Mehriban, who married her husband when she was 19, graduated from a medical university. She has served previously as a lawmaker and headed a charity.

If the country’s president is unable to perform their duties, the constitution now dictates that the Vice President will take over, with no parliamentary vote necessary. These duties include overseeing the Cabinet.

In explaining her qualifications, President Aliyev wrote, “it is no coincidence that the organization of the Fourth Islamic Solidarity Games due to be held this year has also been entrusted to Mehriban Aliyeva.”

She is infamous for her love of luxury, her meticulous appearance and her stylish dress. In leaked American diplomatic cables, diplomats suggested that Aliyeva had problems showing a “full range of facial expression” because of “substantial cosmetic surgery.” They also wrote that she was poorly informed about political issues.

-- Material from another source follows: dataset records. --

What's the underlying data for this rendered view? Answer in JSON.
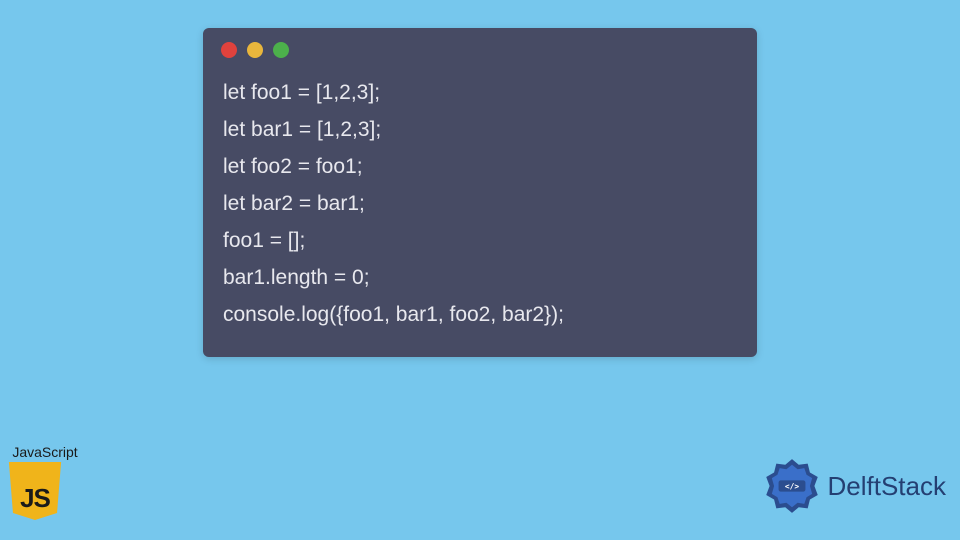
{
  "code": {
    "lines": [
      "let foo1 = [1,2,3];",
      "let bar1 = [1,2,3];",
      "let foo2 = foo1;",
      "let bar2 = bar1;",
      "foo1 = [];",
      "bar1.length = 0;",
      "console.log({foo1, bar1, foo2, bar2});"
    ]
  },
  "js_badge": {
    "label": "JavaScript",
    "icon_text": "JS"
  },
  "delft": {
    "text": "DelftStack"
  },
  "colors": {
    "background": "#76c7ed",
    "window": "#474b64",
    "code_text": "#e8e8ee",
    "js_yellow": "#f0b41a",
    "delft_blue": "#243f72"
  }
}
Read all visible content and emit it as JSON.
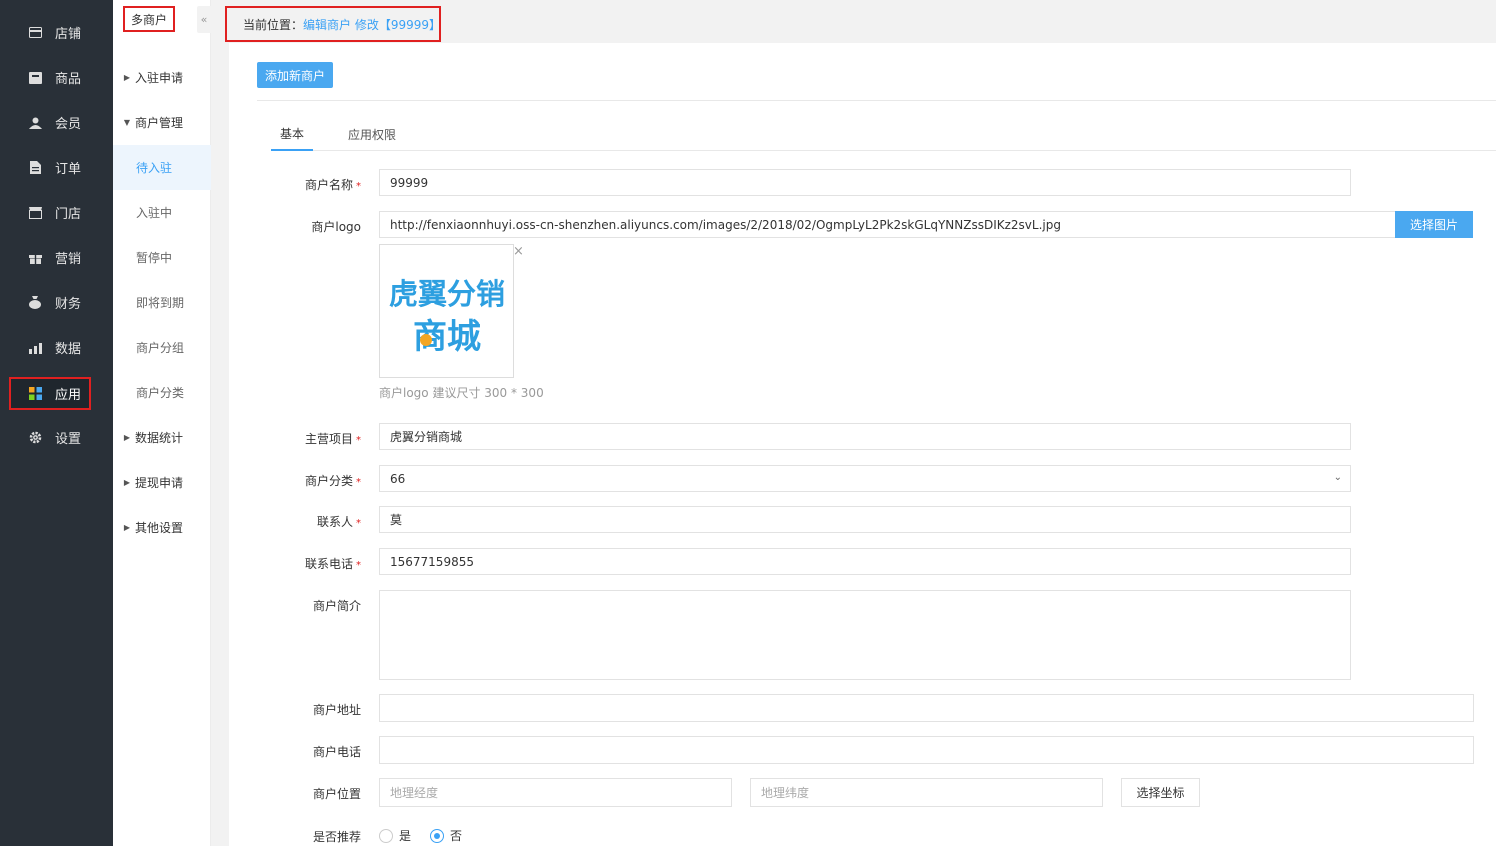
{
  "sidebar": {
    "items": [
      {
        "label": "店铺",
        "icon": "store-icon"
      },
      {
        "label": "商品",
        "icon": "goods-icon"
      },
      {
        "label": "会员",
        "icon": "member-icon"
      },
      {
        "label": "订单",
        "icon": "order-icon"
      },
      {
        "label": "门店",
        "icon": "shop-icon"
      },
      {
        "label": "营销",
        "icon": "gift-icon"
      },
      {
        "label": "财务",
        "icon": "money-bag-icon"
      },
      {
        "label": "数据",
        "icon": "bar-chart-icon"
      },
      {
        "label": "应用",
        "icon": "apps-grid-icon"
      },
      {
        "label": "设置",
        "icon": "gear-icon"
      }
    ]
  },
  "submenu": {
    "title": "多商户",
    "collapse_glyph": "«",
    "items": [
      {
        "label": "入驻申请"
      },
      {
        "label": "商户管理"
      },
      {
        "label": "待入驻"
      },
      {
        "label": "入驻中"
      },
      {
        "label": "暂停中"
      },
      {
        "label": "即将到期"
      },
      {
        "label": "商户分组"
      },
      {
        "label": "商户分类"
      },
      {
        "label": "数据统计"
      },
      {
        "label": "提现申请"
      },
      {
        "label": "其他设置"
      }
    ]
  },
  "breadcrumb": {
    "prefix": "当前位置：",
    "link": "编辑商户 修改【99999】"
  },
  "toolbar": {
    "add_label": "添加新商户"
  },
  "tabs": [
    {
      "label": "基本"
    },
    {
      "label": "应用权限"
    }
  ],
  "form": {
    "name_label": "商户名称",
    "name_value": "99999",
    "logo_label": "商户logo",
    "logo_url": "http://fenxiaonnhuyi.oss-cn-shenzhen.aliyuncs.com/images/2/2018/02/OgmpLyL2Pk2skGLqYNNZssDIKz2svL.jpg",
    "logo_pick": "选择图片",
    "logo_text_line1": "虎翼分销",
    "logo_text_line2": "商城",
    "logo_close": "×",
    "logo_hint": "商户logo 建议尺寸 300 * 300",
    "main_label": "主营项目",
    "main_value": "虎翼分销商城",
    "category_label": "商户分类",
    "category_value": "66",
    "contact_label": "联系人",
    "contact_value": "莫",
    "phone_label": "联系电话",
    "phone_value": "15677159855",
    "intro_label": "商户简介",
    "address_label": "商户地址",
    "tel_label": "商户电话",
    "location_label": "商户位置",
    "lng_placeholder": "地理经度",
    "lat_placeholder": "地理纬度",
    "coord_button": "选择坐标",
    "recommend_label": "是否推荐",
    "recommend_yes": "是",
    "recommend_no": "否",
    "required_mark": "*"
  },
  "colors": {
    "accent": "#3aa1f5",
    "sidebar": "#293038",
    "highlight": "#e02020"
  }
}
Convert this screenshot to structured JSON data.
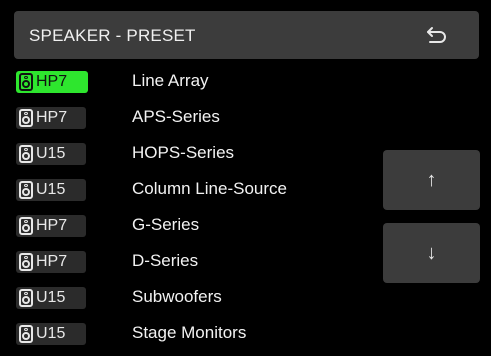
{
  "header": {
    "title": "SPEAKER - PRESET",
    "back_icon": "return-arrow-icon"
  },
  "presets": [
    {
      "model": "HP7",
      "label": "Line Array",
      "selected": true
    },
    {
      "model": "HP7",
      "label": "APS-Series",
      "selected": false
    },
    {
      "model": "U15",
      "label": "HOPS-Series",
      "selected": false
    },
    {
      "model": "U15",
      "label": "Column Line-Source",
      "selected": false
    },
    {
      "model": "HP7",
      "label": "G-Series",
      "selected": false
    },
    {
      "model": "HP7",
      "label": "D-Series",
      "selected": false
    },
    {
      "model": "U15",
      "label": "Subwoofers",
      "selected": false
    },
    {
      "model": "U15",
      "label": "Stage Monitors",
      "selected": false
    }
  ],
  "nav": {
    "up_label": "↑",
    "down_label": "↓"
  },
  "colors": {
    "background": "#000000",
    "panel": "#3c3c3c",
    "badge": "#2b2b2b",
    "selected": "#2ee62e"
  }
}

The September referendum also extended the presidential term from five years to seven, effectively cementing a dynasty. In 2003, Aliyev succeeded his father, who had ruled Azerbaijan first as the Communist Party boss and then as a post-Soviet president for nearly thirty years.

“This appointment shows disrespect to the people,” Ali Kerimli, leader of one of Azerbaijan’s opposition parties, told Reuters. “It’s the first step to the establishment of an absolute monarchy in the country.”

Azerbaijan is a Shiite Muslim nation, energy-rich and firmly allied with the West, securing their energy and security interests while offsetting Russia’s influence in the Caspian Sea region. But Aliyev’s government has long endured criticism from the West over human rights abuses and suppression of dissent.

He has cast himself as a guarantor of stability, a widely appealing image in Azerbaijan where painful memories do not feel so long gone after the turmoil of the 1991 breakup of the Soviet Union.